Second, Huey, unlike many other movement leaders, doesn't look to hog the glory for himself. He is very upfront about what he was responsible for and what he collaberated on with others. He passes the glory around liberally (some would say too much) to spread the power to the people.

Finally, this book will give you a primary understanding of who Huey P. Newton was and what he was really about. Did he hate white people? Did he advocate armed revolution? Was he a murderer and thug? Read it for yourself.

Incredible
Helpful Votes: 2 out of 2 total.
Review Date: 2002-03-08
If you want to attempt to get into the mind of Huey Newton, then read this book. Reading his autobiography gave me a view of the Party I have never felt. This gave me an understanding of how and why the organization was started and also some insight on the life of Huey. You will defintely have a different view of the Party once you have read this. So read, read, read, and keep reading, and educate yourself about this incredible man and organization.

Revolutionary Review
Helpful Votes: 5 out of 5 total.
Review Date: 2004-04-21
This book is one of the first and only unaltered accounts of the Black Panther Party by somebody who was in it. The book is in Huey's compassionate voice. This book dispells rumors about the BPP Huey set the record straight. This is my favorite book of all time its a book for the ages.

Revolutionary Suicide
Helpful Votes: 5 out of 5 total.
Review Date: 2002-08-04
What can I say, that hasn't already been said? Huey P. Newton was a very complex individual, and I find myself reading a section over a second time to digest what was written. It's worth it no doubt. When you start to read this book, you will not be disappointed, Newton sheds light on even personal matters like falling in love, and views on family. This is great if you want specifics on Mr. Newton himself, and not just the BPP as a whole.

A must read
Helpful Votes: 7 out of 7 total.
Review Date: 2001-10-11
If you're going to study the Black Panther Party, you of course must check out a story of its preminent leader. I thoroughly enjoyed this book. He gave me an understanding what it meant to be a radical Black activist during the 60s and 70s. It meant that you had to be courageous, committed, and five steps ahead of the cops, the FBI, and informants.
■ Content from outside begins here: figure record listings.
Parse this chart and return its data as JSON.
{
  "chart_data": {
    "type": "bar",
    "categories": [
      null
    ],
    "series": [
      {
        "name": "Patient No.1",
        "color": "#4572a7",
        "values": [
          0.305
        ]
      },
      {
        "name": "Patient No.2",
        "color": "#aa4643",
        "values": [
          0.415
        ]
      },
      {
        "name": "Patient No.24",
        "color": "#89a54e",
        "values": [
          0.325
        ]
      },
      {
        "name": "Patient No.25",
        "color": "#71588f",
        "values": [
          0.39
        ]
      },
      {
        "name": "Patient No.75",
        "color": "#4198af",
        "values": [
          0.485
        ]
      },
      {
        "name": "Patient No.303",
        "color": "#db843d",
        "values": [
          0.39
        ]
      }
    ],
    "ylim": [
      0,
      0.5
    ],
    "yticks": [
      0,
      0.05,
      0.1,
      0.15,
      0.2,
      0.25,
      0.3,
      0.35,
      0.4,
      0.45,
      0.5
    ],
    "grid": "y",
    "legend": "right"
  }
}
Of course, now, this is Huey's account of the Party. While his is seriously important, the works of other Panthers and scholars who are now publishing works about the Panthers must also be studied. For now that I'm reading a biography on another Panther leader, Geronimo Pratt, I'm very interested in understanding more about the political split that took place in the BPP. Why did Huey expell Pratt from the Party? Why did Eldridge Cleaver turn out to be so reactionary? I look forward to reading other books on the Panthers to answer these and other questions.